During a class reunion in 2010, Paul and I had lunch with another classmate, Jim Ulm, who after Frankfort went on to graduate from the Air Force Academy and become a general. Our wives sat there while the three of us recalled two of our favorite high school memories—stealing pumpkins from porches one Halloween and smashing them on the principal’s front porch and getting awfully sick from adult beverages the first Thanksgiving we were all back in Frankfort from college. For reasons probably only understood by a man, the three of us remained proud of these misdeeds, and they were just as hilarious and marvelous 55 years later as they were when they happened.
One of the interesting things about seeing Paul in my later years was he would always tell me what restaurants served breaded tenderloins, apparently feeling that living a long way from Indiana left me culturally and culinarily deprived. I usually seized the opportunity and ordered a breaded tenderloin, something I haven’t seen on the Panera menu.
Last August the class of ’55 got together once again. Paul didn’t make this one, and I wrote him later that “when you don’t show up…everything jumps the tracks.” The envelope with the class picture arrived with a notation that $1.34 in postage was due, at least three of our women classmates were misidentified in the captions, and the month the picture was taken was also wrong. I told Paul all the guys in the picture were correctly named, though one of our classmates now looks like a member of ZZ Top.
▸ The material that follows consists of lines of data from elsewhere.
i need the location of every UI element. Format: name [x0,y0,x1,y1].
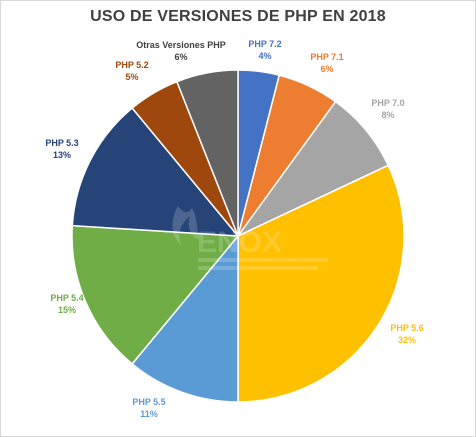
slice-value-label: 32% [398,335,416,345]
slice-category-label: PHP 5.4 [50,293,83,303]
pie-slice-php-5-5 [131,233,239,403]
slice-value-label: 5% [125,72,138,82]
watermark-logo: ENOX [172,206,328,270]
slice-value-label: 6% [320,64,333,74]
chart-title: USO DE VERSIONES DE PHP EN 2018 [90,8,386,25]
pie-slices [71,69,405,403]
slice-value-label: 8% [381,110,394,120]
slice-category-label: PHP 5.3 [45,138,78,148]
pie-slice-php-5-6 [237,164,405,403]
slice-value-label: 15% [58,305,76,315]
pie-labels: PHP 7.2 4% PHP 7.1 6% PHP 7.0 8% PHP 5.6 32% PHP… [45,39,423,419]
slice-category-label: PHP 5.2 [115,60,148,70]
slice-value-label: 13% [53,150,71,160]
slice-category-label: PHP 5.6 [390,323,423,333]
slice-category-label: Otras Versiones PHP [136,40,226,50]
slice-category-label: PHP 7.0 [371,98,404,108]
pie-slice-php-5-3 [71,107,240,237]
slice-value-label: 6% [174,52,187,62]
watermark-text: ENOX [197,226,282,259]
slice-value-label: 4% [258,51,271,61]
pie-slice-otras-versiones-php [175,69,239,237]
slice-value-label: 11% [140,409,158,419]
slice-category-label: PHP 7.2 [248,39,281,49]
pie-slice-php-5-4 [71,224,240,365]
slice-category-label: PHP 5.5 [132,397,165,407]
slice-category-label: PHP 7.1 [310,52,343,62]
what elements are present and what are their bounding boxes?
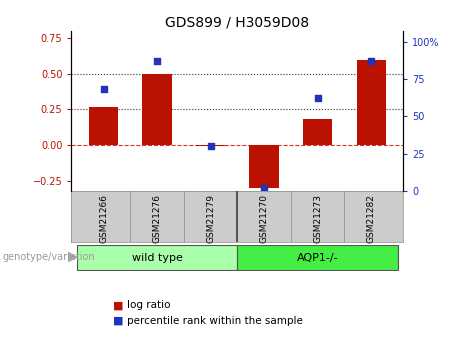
- Text: GSM21273: GSM21273: [313, 194, 322, 243]
- Point: [207, 144, 214, 149]
- Text: genotype/variation: genotype/variation: [2, 252, 95, 262]
- Text: GSM21282: GSM21282: [367, 194, 376, 243]
- Point: [154, 58, 161, 64]
- Point: [314, 96, 321, 101]
- Text: ■: ■: [113, 300, 124, 310]
- FancyBboxPatch shape: [77, 246, 237, 270]
- Text: log ratio: log ratio: [127, 300, 170, 310]
- FancyBboxPatch shape: [237, 246, 398, 270]
- Text: wild type: wild type: [132, 253, 183, 263]
- Text: GSM21270: GSM21270: [260, 194, 269, 243]
- Bar: [89, 107, 118, 145]
- Bar: [142, 74, 172, 145]
- Point: [260, 186, 268, 191]
- Polygon shape: [68, 252, 77, 262]
- Bar: [249, 145, 279, 188]
- Bar: [303, 119, 332, 145]
- Text: GSM21266: GSM21266: [99, 194, 108, 243]
- Text: AQP1-/-: AQP1-/-: [297, 253, 338, 263]
- Bar: [196, 145, 225, 147]
- Title: GDS899 / H3059D08: GDS899 / H3059D08: [165, 16, 309, 30]
- Text: ■: ■: [113, 316, 124, 326]
- Bar: [356, 60, 386, 145]
- Text: GSM21279: GSM21279: [206, 194, 215, 243]
- Text: percentile rank within the sample: percentile rank within the sample: [127, 316, 303, 326]
- Point: [367, 58, 375, 64]
- Point: [100, 87, 107, 92]
- Text: GSM21276: GSM21276: [153, 194, 162, 243]
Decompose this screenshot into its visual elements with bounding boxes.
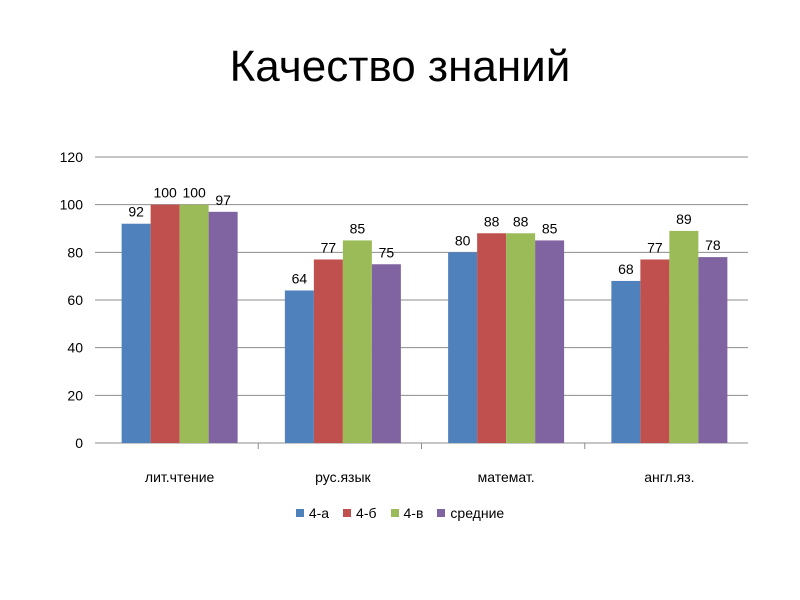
data-label: 77 — [647, 239, 663, 255]
x-tick-label: лит.чтение — [145, 469, 215, 485]
legend-label: средние — [450, 505, 505, 521]
bar — [506, 233, 536, 443]
bar — [477, 233, 507, 443]
y-tick-label: 20 — [67, 387, 83, 403]
data-label: 97 — [215, 192, 231, 208]
data-label: 85 — [542, 220, 558, 236]
legend: 4-а 4-б 4-в средние — [0, 505, 800, 521]
data-label: 100 — [153, 185, 177, 201]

All these years later I remember one football game when I got hit hard and was woozy. Before Coach Baldwin sent me back into the game, he looked at Paul and said, “Take care of your buddy.” He did.

My nickname for my buddy Paul was “Shoulders.” He had very round shoulders. Appearances are very deceiving. The man had very big shoulders, and his wife Pat and kids and grandkids know that. He was a dear friend, and I’ll miss him.